Four types of place-name evidence are employed in this article. First, and key, is a detailed discussion of the geography of assibilation. This involved the sound change from -t/d to -s. For example, names such as Penquite became Pencoys. Mapping such names can therefore provide a surrogate for the history of spoken Cornish. Central to this argument is the dating of the sound change, which Padel argues occurred during the 1100s and was complete by the early 1200s. He convincingly demonstrates that the presence of -s spellings in east Cornwall does not mean that Cornish was spoken there as late as 1500, but is rather evidence of its presence in the later twelfth century and into the thirteenth.
The second type of place-name evidence concerns elements such as chy and bounder. These do not appear in the east, which suggests that when they were being used to coin new place-names, the east was already English-speaking. The third type is the subdivision of settlements in the period of expanding population before the Black Death in 1349. For example, higher and lower indicated an English-speaking community, whereas the use of mur and bian would suggest Cornish-speaking survived. Finally, field names and dialect differences are brought into play to reinforce his argument of a divide between a monoglot English-speaking east and a bilingual west by the 1300s.

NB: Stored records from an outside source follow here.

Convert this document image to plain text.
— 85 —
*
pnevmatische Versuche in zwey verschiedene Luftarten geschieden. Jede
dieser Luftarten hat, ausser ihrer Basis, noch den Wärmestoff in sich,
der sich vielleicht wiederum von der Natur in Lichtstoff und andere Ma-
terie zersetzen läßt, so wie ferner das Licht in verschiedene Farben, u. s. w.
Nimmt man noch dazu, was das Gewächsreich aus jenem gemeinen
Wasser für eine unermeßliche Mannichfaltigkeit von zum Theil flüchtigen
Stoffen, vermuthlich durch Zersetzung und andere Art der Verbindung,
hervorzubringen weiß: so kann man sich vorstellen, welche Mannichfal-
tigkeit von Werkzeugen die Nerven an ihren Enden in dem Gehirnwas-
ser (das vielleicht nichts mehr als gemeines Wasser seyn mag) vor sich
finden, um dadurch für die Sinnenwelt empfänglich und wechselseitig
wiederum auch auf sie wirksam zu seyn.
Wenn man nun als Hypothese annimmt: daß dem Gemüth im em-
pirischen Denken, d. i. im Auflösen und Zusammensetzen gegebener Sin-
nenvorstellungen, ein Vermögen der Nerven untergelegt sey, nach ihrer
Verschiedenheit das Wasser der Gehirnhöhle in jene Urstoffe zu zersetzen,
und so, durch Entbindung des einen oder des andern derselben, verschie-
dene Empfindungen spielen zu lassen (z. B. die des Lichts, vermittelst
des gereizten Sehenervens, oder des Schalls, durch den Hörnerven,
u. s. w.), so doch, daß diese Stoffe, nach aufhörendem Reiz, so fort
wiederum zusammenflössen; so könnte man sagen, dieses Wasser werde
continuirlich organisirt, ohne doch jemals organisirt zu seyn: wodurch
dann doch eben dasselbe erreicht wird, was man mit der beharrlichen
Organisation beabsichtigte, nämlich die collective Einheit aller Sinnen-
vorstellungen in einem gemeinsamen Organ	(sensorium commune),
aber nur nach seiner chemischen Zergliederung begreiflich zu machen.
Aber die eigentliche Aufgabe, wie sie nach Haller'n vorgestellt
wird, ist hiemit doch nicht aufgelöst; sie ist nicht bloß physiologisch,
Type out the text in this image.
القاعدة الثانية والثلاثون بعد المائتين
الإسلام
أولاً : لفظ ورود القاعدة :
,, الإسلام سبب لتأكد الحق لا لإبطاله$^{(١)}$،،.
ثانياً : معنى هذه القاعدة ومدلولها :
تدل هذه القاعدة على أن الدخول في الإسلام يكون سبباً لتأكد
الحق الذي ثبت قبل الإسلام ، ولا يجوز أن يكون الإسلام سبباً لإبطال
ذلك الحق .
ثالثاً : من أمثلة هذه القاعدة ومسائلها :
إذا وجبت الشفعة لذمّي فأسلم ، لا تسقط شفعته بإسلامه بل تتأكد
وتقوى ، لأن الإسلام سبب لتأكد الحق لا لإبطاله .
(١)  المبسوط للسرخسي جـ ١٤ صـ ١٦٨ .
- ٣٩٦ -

Padel then turns to bynames and surnames, using the 1327 lay subsidy (tax) and the early sixteenth century subsidies as evidence. The presence of Cornish nicknames in 1327 is mapped. Similar mapping of Cornish language surnames in the 1520s and ‘40s shows the language border had remained remarkably stable for at least a couple of centuries.

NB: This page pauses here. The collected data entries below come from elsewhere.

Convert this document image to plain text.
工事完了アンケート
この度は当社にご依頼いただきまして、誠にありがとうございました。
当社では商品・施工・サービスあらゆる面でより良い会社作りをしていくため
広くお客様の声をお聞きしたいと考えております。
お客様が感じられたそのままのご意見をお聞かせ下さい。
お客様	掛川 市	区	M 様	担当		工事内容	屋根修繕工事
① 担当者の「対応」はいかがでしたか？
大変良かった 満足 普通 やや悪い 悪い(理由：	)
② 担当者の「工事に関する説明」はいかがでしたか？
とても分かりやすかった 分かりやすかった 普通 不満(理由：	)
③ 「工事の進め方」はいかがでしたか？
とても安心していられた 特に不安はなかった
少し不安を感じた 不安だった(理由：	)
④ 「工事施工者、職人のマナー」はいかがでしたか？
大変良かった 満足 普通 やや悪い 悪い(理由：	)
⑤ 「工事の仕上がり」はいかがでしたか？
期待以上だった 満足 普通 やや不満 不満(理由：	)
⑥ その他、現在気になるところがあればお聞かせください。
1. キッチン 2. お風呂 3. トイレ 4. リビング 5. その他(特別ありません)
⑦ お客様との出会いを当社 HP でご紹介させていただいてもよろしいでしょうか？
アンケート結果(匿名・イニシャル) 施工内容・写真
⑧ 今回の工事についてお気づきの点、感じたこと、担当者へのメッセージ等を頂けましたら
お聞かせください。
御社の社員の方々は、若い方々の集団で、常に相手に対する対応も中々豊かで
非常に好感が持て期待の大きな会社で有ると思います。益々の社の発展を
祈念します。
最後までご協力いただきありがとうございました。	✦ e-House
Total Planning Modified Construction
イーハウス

The evidence reviewed leads Padel to conclude that ‘Cornish had disappeared from east Cornwall by about 1300’, with a ‘steep decline’ in the twelfth century and a patchy presence in the thirteenth. This was followed by a long period of stability. However, by the early 1500s Cornish was being kept alive by maritime contacts with Brittany. The Reformation of the 1530s and ‘40s broke that link, although Padel’s argument is that ‘it may have hastened the end by about a generation, but did not cause it’. Indeed, ‘the remarkable fact [given the small number of speakers and its confined geographical extent] is not that the language died, but that it lasted as long as it did’.
Oliver Padel’s detailed review of the evidence for the historical geography of middle Cornish is powerfully argued and persuasive. It also leads him to point out the ‘folly of forcing Cornish place-names into a standardized format … since this practice … will over time blur the distinctive patterns that exist, distorting and corrupting the Cornish heritage’. The idea that Cornish revivalists are unwittingly destroying the Cornish heritage is provocative, but hardly new (see Neil Kennedy’s Cornish solidarity (2016)). This is an issue that revivalists might care to confront.